Первые дежурные выбрались после отбоя ко сну и сторожили у берез, пока на них не наткнулись Николай Иванович и Смит и не загнали в спальни. Аркашка и Миша потом еще долго не спали, сговариваясь, что выберутся после полуночи…

- А как ты узнаешь? - спросил Миша.

Часов ни у кого не было, но у Аркашки имелся компас, подаренный ему Смитом. Теперь Аркашка вытащил компас из-под подушки и показал Мише. Тот ахнул, думая, что это часы, но потом разглядел:

- Так это ж компас…

- Вот именно. Сейчас Луна прибывает, - шептал Аркашка. - Ориентируем компас буквой «С» на Луну… Отсчитываем градусы от северного конца магнитной стрелки до этого направления…

Миша слушал, но понимал туго.

- Это и есть интересующее нас время - двадцать четыре часа, то есть двенадцать ночи! - торжественно закончил Аркашка. И тут же, словно не очень уверенный, что все так получится, добавил: - А можно - по соловью. Слыхал, тут у нас под окном соловей? Они просыпаются ровно в час ночи… Примета.

Какое-то время ребята подбадривали друг друга, а потом заснули. Ларька, лежавший по соседству, посмеивался над ними, а там, похоже, и сам заснул. Но когда небо начало светлеть, он осторожно поднял голову, осмотрелся, встал. Покосился иронически на Аркашку. И, бесшумно открыв окно, вылез на волю. Окно аккуратно затворил.

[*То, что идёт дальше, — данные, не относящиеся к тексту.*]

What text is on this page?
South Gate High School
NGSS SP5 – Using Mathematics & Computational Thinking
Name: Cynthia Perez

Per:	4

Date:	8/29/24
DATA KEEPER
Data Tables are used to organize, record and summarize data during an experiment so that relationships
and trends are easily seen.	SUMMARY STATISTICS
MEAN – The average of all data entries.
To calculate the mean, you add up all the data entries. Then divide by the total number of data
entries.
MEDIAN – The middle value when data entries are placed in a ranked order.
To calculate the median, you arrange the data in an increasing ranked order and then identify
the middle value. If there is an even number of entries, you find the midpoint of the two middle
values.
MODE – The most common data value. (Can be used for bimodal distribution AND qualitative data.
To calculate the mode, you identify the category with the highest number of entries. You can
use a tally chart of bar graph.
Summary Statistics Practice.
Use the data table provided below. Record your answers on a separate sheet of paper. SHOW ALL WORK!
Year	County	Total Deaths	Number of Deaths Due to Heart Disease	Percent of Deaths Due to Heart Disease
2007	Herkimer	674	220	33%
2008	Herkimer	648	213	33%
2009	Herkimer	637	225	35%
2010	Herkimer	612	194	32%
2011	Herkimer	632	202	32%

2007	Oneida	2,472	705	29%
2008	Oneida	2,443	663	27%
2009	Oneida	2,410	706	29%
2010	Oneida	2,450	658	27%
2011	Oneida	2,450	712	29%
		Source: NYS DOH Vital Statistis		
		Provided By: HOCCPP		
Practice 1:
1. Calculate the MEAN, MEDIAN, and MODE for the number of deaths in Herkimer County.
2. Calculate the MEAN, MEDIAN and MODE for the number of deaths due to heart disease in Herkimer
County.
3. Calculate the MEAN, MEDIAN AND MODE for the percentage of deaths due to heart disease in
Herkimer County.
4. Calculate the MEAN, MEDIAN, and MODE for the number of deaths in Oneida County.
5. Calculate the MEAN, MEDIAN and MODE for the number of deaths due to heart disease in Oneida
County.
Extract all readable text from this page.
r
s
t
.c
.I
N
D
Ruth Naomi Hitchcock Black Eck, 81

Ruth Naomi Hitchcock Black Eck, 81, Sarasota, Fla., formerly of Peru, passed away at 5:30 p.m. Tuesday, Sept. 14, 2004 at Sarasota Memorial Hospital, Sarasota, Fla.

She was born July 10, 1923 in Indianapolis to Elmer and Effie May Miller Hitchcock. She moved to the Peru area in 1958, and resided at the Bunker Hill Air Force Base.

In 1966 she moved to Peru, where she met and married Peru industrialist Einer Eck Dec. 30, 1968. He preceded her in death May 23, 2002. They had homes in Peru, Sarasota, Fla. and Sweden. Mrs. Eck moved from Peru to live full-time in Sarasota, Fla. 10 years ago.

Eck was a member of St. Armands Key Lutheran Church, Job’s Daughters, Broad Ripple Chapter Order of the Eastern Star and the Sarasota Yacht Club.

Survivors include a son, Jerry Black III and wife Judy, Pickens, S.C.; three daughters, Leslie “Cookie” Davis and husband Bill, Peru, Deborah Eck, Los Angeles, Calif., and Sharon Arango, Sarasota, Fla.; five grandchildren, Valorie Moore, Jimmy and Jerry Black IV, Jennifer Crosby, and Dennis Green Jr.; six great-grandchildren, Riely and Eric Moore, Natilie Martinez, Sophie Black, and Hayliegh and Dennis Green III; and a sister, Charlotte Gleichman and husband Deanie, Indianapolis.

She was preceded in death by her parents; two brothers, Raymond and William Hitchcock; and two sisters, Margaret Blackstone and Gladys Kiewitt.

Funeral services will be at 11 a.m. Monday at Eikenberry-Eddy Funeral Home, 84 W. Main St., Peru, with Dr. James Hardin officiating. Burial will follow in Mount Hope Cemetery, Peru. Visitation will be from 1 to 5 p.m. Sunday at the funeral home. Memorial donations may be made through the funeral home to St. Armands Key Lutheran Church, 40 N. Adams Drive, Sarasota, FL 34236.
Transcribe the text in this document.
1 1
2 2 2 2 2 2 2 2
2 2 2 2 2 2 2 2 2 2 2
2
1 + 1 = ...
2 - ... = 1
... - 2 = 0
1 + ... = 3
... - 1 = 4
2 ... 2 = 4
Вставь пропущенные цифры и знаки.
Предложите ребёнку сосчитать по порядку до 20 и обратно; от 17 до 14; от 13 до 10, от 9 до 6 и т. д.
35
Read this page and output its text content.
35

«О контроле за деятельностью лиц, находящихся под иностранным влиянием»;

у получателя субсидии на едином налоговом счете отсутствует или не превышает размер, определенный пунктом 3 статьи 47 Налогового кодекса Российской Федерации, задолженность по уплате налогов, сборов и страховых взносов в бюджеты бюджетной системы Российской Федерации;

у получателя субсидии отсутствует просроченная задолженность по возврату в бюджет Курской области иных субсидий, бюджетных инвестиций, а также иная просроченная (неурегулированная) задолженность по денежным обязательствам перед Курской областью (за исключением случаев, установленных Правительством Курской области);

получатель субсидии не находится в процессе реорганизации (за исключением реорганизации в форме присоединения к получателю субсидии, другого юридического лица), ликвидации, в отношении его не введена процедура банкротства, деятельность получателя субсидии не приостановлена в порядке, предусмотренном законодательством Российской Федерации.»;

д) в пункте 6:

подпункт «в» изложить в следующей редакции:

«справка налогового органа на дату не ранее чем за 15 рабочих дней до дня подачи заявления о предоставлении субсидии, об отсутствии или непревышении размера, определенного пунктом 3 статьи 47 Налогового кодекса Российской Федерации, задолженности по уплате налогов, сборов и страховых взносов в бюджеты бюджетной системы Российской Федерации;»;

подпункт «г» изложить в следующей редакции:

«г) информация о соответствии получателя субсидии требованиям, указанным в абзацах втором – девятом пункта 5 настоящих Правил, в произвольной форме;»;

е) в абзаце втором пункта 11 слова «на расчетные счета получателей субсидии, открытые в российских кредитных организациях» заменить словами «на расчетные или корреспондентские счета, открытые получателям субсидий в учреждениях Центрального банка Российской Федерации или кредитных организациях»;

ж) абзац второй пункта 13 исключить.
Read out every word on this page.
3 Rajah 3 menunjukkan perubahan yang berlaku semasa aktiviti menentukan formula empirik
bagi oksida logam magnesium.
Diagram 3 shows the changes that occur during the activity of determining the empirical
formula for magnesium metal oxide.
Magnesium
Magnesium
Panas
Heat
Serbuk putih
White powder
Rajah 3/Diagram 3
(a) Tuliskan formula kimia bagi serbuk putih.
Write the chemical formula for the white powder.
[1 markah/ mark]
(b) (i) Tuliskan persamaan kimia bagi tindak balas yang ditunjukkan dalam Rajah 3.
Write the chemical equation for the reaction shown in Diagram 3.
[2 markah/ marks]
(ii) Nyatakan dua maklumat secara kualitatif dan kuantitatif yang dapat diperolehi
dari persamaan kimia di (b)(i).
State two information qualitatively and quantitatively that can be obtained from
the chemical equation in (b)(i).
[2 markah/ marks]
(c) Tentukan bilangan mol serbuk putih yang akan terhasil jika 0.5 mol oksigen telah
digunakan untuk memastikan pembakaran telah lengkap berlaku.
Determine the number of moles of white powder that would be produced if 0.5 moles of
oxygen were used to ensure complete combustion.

Его прохватила утренняя свежесть, стало зябко. Но он тотчас забыл об этом. В десятке шагов, у молодой березы, наклонившейся над забором, стояла Катя… Когда Ларька неслышно подошел, она, не глядя, словно зная, что он тут, сказала:

- Опоздали…

У него заколотилось сердце. Хорошо, что она не поворачивалась, стояла спиной… От березы шел едва уловимый нежный запах. На зарозовевшем небе она светилась, как зеленый фонарь. Блестящие, влажные, клейкие листочки сотнями зеленых глаз искали солнце…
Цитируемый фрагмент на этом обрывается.